ドラマの放映は1995年11月11日、土曜の夜に始まりました(偶然ですが、出演した仲代達矢さんの訃報が飛び込んだのも、去年の11月11日でした)。毎週土曜を待ち切れない思いで待ってドラマを見、次の月曜は生徒や先生方とドラマの感想を興奮気味に語り合ったものでした。原作をここまで尊重してドラマ化できたこと、その熱意、スケール、役者たちの熱演に驚きを隠せませんでした。私はこの「大地の子」を20世紀最高のドラマだったと思っています。

我が家に保存してあるNHK「ステラ」、そして山崎豊子さんが書いた「私と『大地の子』」単行本

何度かの再放送があり、そのすべてを見て、原作も再読しました。そんな私にとって、昨年飛び込んできた「『大地の子』が舞台化される」というニュースは、ドラマ化の時に感じた驚きと同様のものでした。本当に舞台化できるの?と。しかし、そのニュースの中で、演出家の栗山民也さんが「この作品は舞台化して後世に遺さなくてはいけないものだ」と語ったと知り、演出家としての並々ならぬ決意を感じました。しかも、脚本は浜松市出身のマキノノゾミさん、主演はミュージカルの超売れっ子である井上芳雄さんです。素晴らしいに違いないと思いました。しかし、果たしてチケットは取れるのか、2-3月の公演じゃとても東京まで行けないな、と半ば諦めていましたが、3月14日の貸し切り公演の抽選に応募したところ幸運にも当選し、チケットをゲットできたのでした。
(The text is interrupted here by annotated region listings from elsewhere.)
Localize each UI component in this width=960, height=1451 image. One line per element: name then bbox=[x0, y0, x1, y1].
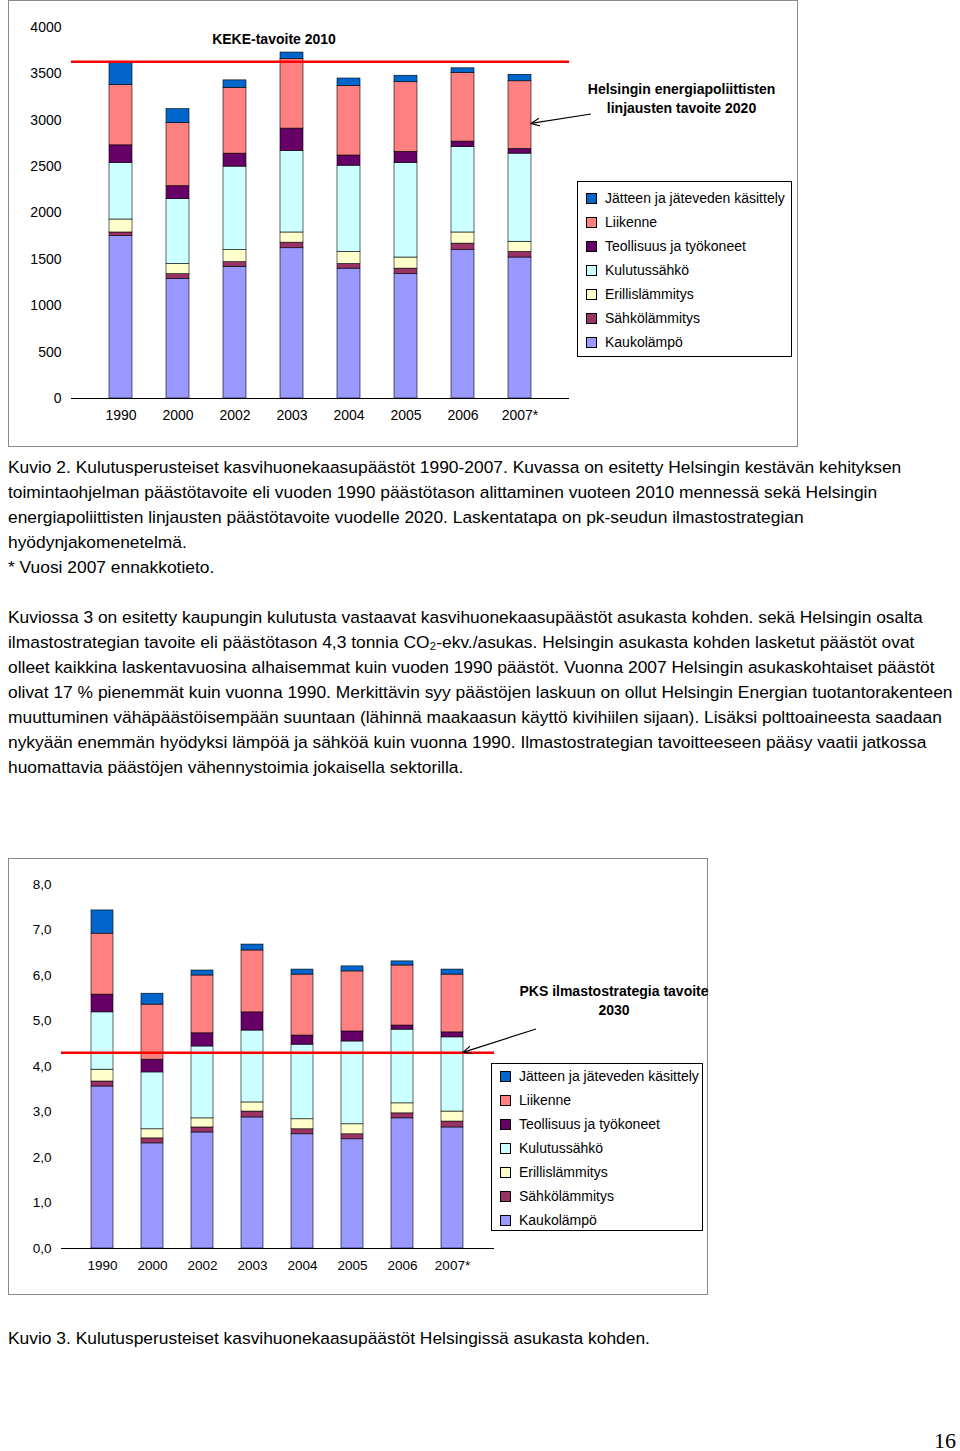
svg-text:0,0: 0,0 bbox=[33, 1241, 52, 1256]
html-text:* Vuosi 2007 ennakkotieto.: * Vuosi 2007 ennakkotieto. bbox=[8, 557, 215, 577]
svg-text:2002: 2002 bbox=[187, 1258, 217, 1273]
svg-text:1,0: 1,0 bbox=[33, 1195, 52, 1210]
html-text:Jätteen ja jäteveden käsittely: Jätteen ja jäteveden käsittely bbox=[605, 190, 785, 206]
html-text:Erillislämmitys: Erillislämmitys bbox=[519, 1164, 608, 1180]
svg-text:500: 500 bbox=[38, 344, 62, 360]
svg-text:2007*: 2007* bbox=[502, 407, 539, 423]
svg-text:1000: 1000 bbox=[30, 297, 61, 313]
html-text:Helsingin energiapoliittisten: Helsingin energiapoliittisten linjausten… bbox=[587, 81, 776, 116]
svg-text:4,0: 4,0 bbox=[33, 1059, 52, 1074]
svg-text:7,0: 7,0 bbox=[33, 922, 52, 937]
html-text:Jätteen ja jäteveden käsittely: Jätteen ja jäteveden käsittely bbox=[519, 1068, 699, 1084]
svg-text:2006: 2006 bbox=[447, 407, 478, 423]
svg-text:2006: 2006 bbox=[387, 1258, 417, 1273]
svg-text:2003: 2003 bbox=[237, 1258, 267, 1273]
html-text:Erillislämmitys: Erillislämmitys bbox=[605, 286, 694, 302]
svg-text:2004: 2004 bbox=[287, 1258, 318, 1273]
html-text:Kulutussähkö: Kulutussähkö bbox=[605, 262, 690, 278]
svg-text:5,0: 5,0 bbox=[33, 1013, 52, 1028]
html-text:Kuvio 2. Kulutusperusteiset ka: Kuvio 2. Kulutusperusteiset kasvihuoneka… bbox=[8, 457, 902, 552]
svg-text:8,0: 8,0 bbox=[33, 877, 52, 892]
svg-text:2000: 2000 bbox=[30, 204, 61, 220]
html-text:KEKE-tavoite 2010: KEKE-tavoite 2010 bbox=[212, 31, 336, 47]
svg-text:2007*: 2007* bbox=[435, 1258, 471, 1273]
html-text:Kuviossa 3 on esitetty kaupung: Kuviossa 3 on esitetty kaupungin kulutus… bbox=[8, 607, 953, 777]
html-text:Liikenne: Liikenne bbox=[519, 1092, 572, 1108]
svg-text:3000: 3000 bbox=[30, 112, 61, 128]
svg-text:2500: 2500 bbox=[30, 158, 61, 174]
html-text:Sähkölämmitys: Sähkölämmitys bbox=[519, 1188, 614, 1204]
svg-text:2,0: 2,0 bbox=[33, 1150, 52, 1165]
svg-text:2000: 2000 bbox=[137, 1258, 167, 1273]
svg-text:0: 0 bbox=[54, 390, 62, 406]
html-text:PKS ilmastostrategia tavoite 2: PKS ilmastostrategia tavoite 2030 bbox=[519, 983, 709, 1018]
html-text:Teollisuus ja työkoneet: Teollisuus ja työkoneet bbox=[605, 238, 746, 254]
svg-text:4000: 4000 bbox=[30, 19, 61, 35]
svg-text:3,0: 3,0 bbox=[33, 1104, 52, 1119]
svg-text:2005: 2005 bbox=[390, 407, 421, 423]
html-text:Sähkölämmitys: Sähkölämmitys bbox=[605, 310, 700, 326]
svg-text:2005: 2005 bbox=[337, 1258, 367, 1273]
svg-text:2004: 2004 bbox=[333, 407, 364, 423]
svg-text:2003: 2003 bbox=[276, 407, 307, 423]
html-text:Kuvio 3. Kulutusperusteiset ka: Kuvio 3. Kulutusperusteiset kasvihuoneka… bbox=[8, 1328, 650, 1348]
svg-text:2000: 2000 bbox=[162, 407, 193, 423]
html-text:Kaukolämpö: Kaukolämpö bbox=[519, 1212, 597, 1228]
svg-text:6,0: 6,0 bbox=[33, 968, 52, 983]
html-text:Liikenne: Liikenne bbox=[605, 214, 658, 230]
svg-text:2002: 2002 bbox=[219, 407, 250, 423]
svg-text:3500: 3500 bbox=[30, 65, 61, 81]
html-text:Teollisuus ja työkoneet: Teollisuus ja työkoneet bbox=[519, 1116, 660, 1132]
svg-text:1990: 1990 bbox=[87, 1258, 117, 1273]
html-text:Kaukolämpö: Kaukolämpö bbox=[605, 334, 683, 350]
svg-text:1500: 1500 bbox=[30, 251, 61, 267]
svg-text:1990: 1990 bbox=[105, 407, 136, 423]
html-text:Kulutussähkö: Kulutussähkö bbox=[519, 1140, 604, 1156]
昨日は、東京に住む娘と共に観劇しました。彼女も小学生の頃、一緒にドラマを見ています。しかも、ドラマのクライマックスに登場した「三峡下り」に行くという祖父母の中国旅行に同行してしまったという、私以上の行動派。そして、以前より井上芳雄のファン。チケットが取れたことを私以上に喜んでいました。

明治座を訪れたのは初めてです。3階席まである大きな劇場でした。

舞台は、ドラマと違って、主人公の中国残留孤児 陸一心(日本名は松本勝男)の生き別れの妹「あつ子」が語り手となって始まりました。舞台の奥(上方)にも影絵のように場面が展開され、これは映像かしらと思うような演出が施されています。ドラマと違って編年体ではなく、日本と中国、過去の出来事が次々展開されます。ストーリーを知っている私たちにとっても、走馬灯のような展開です。

主人公の過酷な運命、彼を照らす「灯」のような看護婦の紅月梅、慈愛に満ちた育ての父、一人だけ生き残った悲しみと孤独、罪悪感を抱える日本の父。妹あつ子は、原作と違って、姑や夫と貧しくとも心の通う生活をしていることが、原作やドラマと全く違う、と違和感を覚えたのですが、これこそが脚本の力だと気づかされたのは、舞台の終盤でした。あつ子の心の叫びは、本当に胸が張り裂けそうで、一番辛いシーンでした。

俳優の皆さんの熱演に圧倒され、今この演劇が上演される意味をかみしめました。「戦争は、双方の名もなき市民たちにこそ大きな犠牲を強いる」という栗山さんの想い、それを脚本に込めたマキノさんの想い、それを演じきった役者さんたちの想い…。この演劇に賭けた人々の想いを、受け止められるだけ受け止めたいと思いました。舞台化してくださってありがとう、と心から言いたいです。

演劇鑑賞後、浜町から少し歩いて、「べらぼう」の聖地のひとつ、蔦屋耕書堂のあとを訪ねてきました。

東京の花たちも春を教えてくれました。

美しく咲く花々も、文学も芸術も、すべて平和な時だからこそ味わえるものです。戦争は絶対にいけないという思いをかみしめた東京観劇の一日でした。